October is coming to Baltimore and fast. In the spirit of October, Baltimore is having its own little Oktoberfest down at the Maryland Zoo in Baltimore. A part of the autumn beer festival, OktoBEARfest, will be held on Saturday, October 19th from 12:00 to 16:00 at the Zoo’s Waterfowl Lake Pavilion area. Don’t forget that there will be a variety of beers presented at the event outside of the ones you regularly see. Now for the fun part of all this, the anime review. This part, we review Sunday without god.
First experiencing this anime through Crunchyroll, the title was the first thing that drew attention. Watching the opening to the series even gave hope that this series would be interesting. To say the least, Sunday without god wasn’t something this reviewer found easy to get into at first. It had a very mellow start that didn’t do much to hook your attention.
The premise of the anime is that god has left the world. In turn, no one can be born. In an iconic turn of events, no one can die either. Instead, of when they’re “killed,” they become undead. As undead, they act exactly as they do when they were alive. The horrifying part is that they retain whatever injury is inflicted upon them. The exception to this rule are gravekeepers, who can kill people and put them to their final rest. Enter the little girl, Ai. She’s a self proclaimed gravekeeper for her village after being orphaned. She’s prepared forty-seven graves for every member of her village for when they inevitably die. Almost on cue, a man naming himself Hampnie Hambart arrives and slaughters the entire village. The irony is that Hampnie Hambart is Ai’s father’s name that she learned before her mother passed.
So the opening was interesting as it mirrored the Christian Bible in the way it started. It gave off this feeling of heavy and intense ambiance. Then it told you of what happened when god left which gave you hope that this series was going to be seriously impressive. So based off the description, you get the impression that there’s going to be some serious action involved in this. Introduce Ai, then all previous expectations get flushed down the toilet, for a time anyway. Ai is supposed to be the youngest gravekeeper, and nothing like the other example of a gravekeeper introduced. It’s rather ironic that something so young and innocent is involved in such the gory business of killing someone and putting them into the ground for good. The idea isn’t all too foreign in anime, however, once you’ve seen Ai, you’ll get why it’s so odd. Overall the story is decent, if you can make it past the first few episodes. But be forewarned, that first episode and part of the second takes some dedication. There are times when watching the naiveté of Ai is just painful. Beyond that, you’ll find that the anime is rather laidback, though serious and morbid where it has to be. As you get into the story, you find that it pulls you in and gets you interested in the initial storyline and where they’ll go after the first volume. It has a very good atmosphere that gives off a feel good vibe. On the flip side, everything else is a bit lackluster. The first few episodes tell you about Ai. However, why the world is in the shape it is in is all but ignored. The intro to the series had a wonderful set up that the series didn’t keep up with. It was a bit of a letdown as it was what drew this examiner towards this series.
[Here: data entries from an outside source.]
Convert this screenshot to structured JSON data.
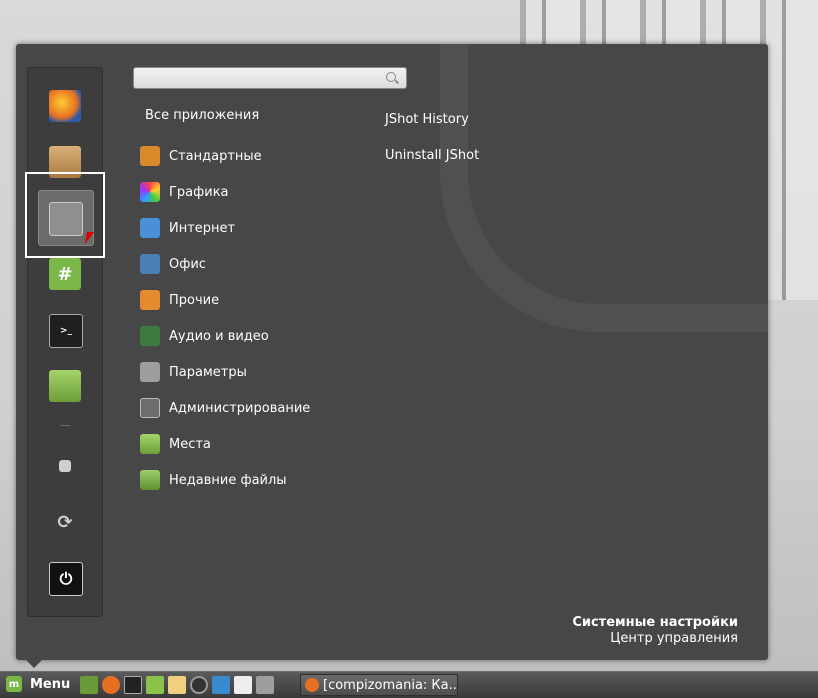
{
  "search": {
    "value": "",
    "placeholder": ""
  },
  "favorites": [
    {
      "name": "firefox-icon",
      "color": "#e67022",
      "glyph": ""
    },
    {
      "name": "package-icon",
      "color": "#c9a06a",
      "glyph": ""
    },
    {
      "name": "system-settings-icon",
      "color": "#8f8f8f",
      "glyph": ""
    },
    {
      "name": "chat-icon",
      "color": "#7ab648",
      "glyph": "#"
    },
    {
      "name": "terminal-icon",
      "color": "#1f1f1f",
      "glyph": ">_"
    },
    {
      "name": "folder-icon",
      "color": "#8bc34a",
      "glyph": ""
    },
    {
      "name": "lock-icon",
      "color": "#cfcfcf",
      "glyph": ""
    },
    {
      "name": "logout-icon",
      "color": "#cfcfcf",
      "glyph": ""
    },
    {
      "name": "power-icon",
      "color": "#111111",
      "glyph": ""
    }
  ],
  "all_apps_label": "Все приложения",
  "categories": [
    {
      "label": "Стандартные",
      "icon": "calculator-icon",
      "color": "#d98a2b"
    },
    {
      "label": "Графика",
      "icon": "graphics-icon",
      "color": "#9c27b0"
    },
    {
      "label": "Интернет",
      "icon": "internet-icon",
      "color": "#4a90d9"
    },
    {
      "label": "Офис",
      "icon": "office-icon",
      "color": "#4a7fb5"
    },
    {
      "label": "Прочие",
      "icon": "other-icon",
      "color": "#e68a2e"
    },
    {
      "label": "Аудио и видео",
      "icon": "multimedia-icon",
      "color": "#3d7a3d"
    },
    {
      "label": "Параметры",
      "icon": "preferences-icon",
      "color": "#9e9e9e"
    },
    {
      "label": "Администрирование",
      "icon": "administration-icon",
      "color": "#6d6d6d"
    },
    {
      "label": "Места",
      "icon": "places-folder-icon",
      "color": "#8bc34a"
    },
    {
      "label": "Недавние файлы",
      "icon": "recent-files-icon",
      "color": "#7ab648"
    }
  ],
  "apps": [
    {
      "label": "JShot History"
    },
    {
      "label": "Uninstall JShot"
    }
  ],
  "system": {
    "title": "Системные настройки",
    "subtitle": "Центр управления"
  },
  "panel": {
    "menu_label": "Menu",
    "launchers": [
      {
        "name": "desktop-icon",
        "color": "#6a9a3a"
      },
      {
        "name": "firefox-icon",
        "color": "#e67022"
      },
      {
        "name": "terminal-icon",
        "color": "#222222"
      },
      {
        "name": "files-icon",
        "color": "#8bc34a"
      },
      {
        "name": "text-editor-icon",
        "color": "#f0d080"
      },
      {
        "name": "media-player-icon",
        "color": "#333333"
      },
      {
        "name": "blue-app-icon",
        "color": "#3a8ad0"
      },
      {
        "name": "notes-icon",
        "color": "#eeeeee"
      },
      {
        "name": "settings-icon",
        "color": "#9e9e9e"
      }
    ],
    "task_label": "[compizomania: Ка..."
  }
}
As far as characters go, the centerpiece of the series is Ai. Suffice it to say, she can be as annoying as a buzzing fly. She’s so innocent that part of you feels sorry for her. You come to learn her secret as compared to another gravekeeper and it gives you the question of whether she’s really up for the gravekeeper’s duty. She is in almost every sense, a child. Nothing about her really lives up to the role she’s apparently trying to fill. And it stays that way throughout the first four episodes of the series. Still, there seems to be hope in there that she’ll make it as a priest or something of the kind. She’s almost unredeemable in the amount of innocence she has. This only changes near the end of fifth episode. In the alternative, you have Hampnie, who is almost entirely opposite to her, and a large part of what keeps you watching. He is cruel, ruthless, and for good reason. Still, under all that hatred, he has a softer side. There’s something there that keeps him from abandoning this little girl, no matter how badly he treats her. Like a lot of anime characters in a world of zombies, he has a troubled past he’s working through. One that seems to come back and visit him, and try to kill him at a few points. While the other characters help to build a decent story, there’s hardly anything in terms of characterization. From the first few episodes, the characters don’t change. You spend most of the time either find out about them or just finding out why they do what they do. There is not much evolution in regard to the characters as it has to do with the story.
In the end, this is an anime that takes some patience. It has a slow start, but if you can get past it, you’ll experience a decent anime. That said, the premise of the anime doesn’t seem to live up to the expectation that the anime presents in the first few episodes. All the same, if you’re really looking for an in-depth anime, this may not be the one for you. However, if you’re looking for a light hearted anime to fill out your time, give this anime a good once over. And as always, keep laughing, reading manga, and watching anime.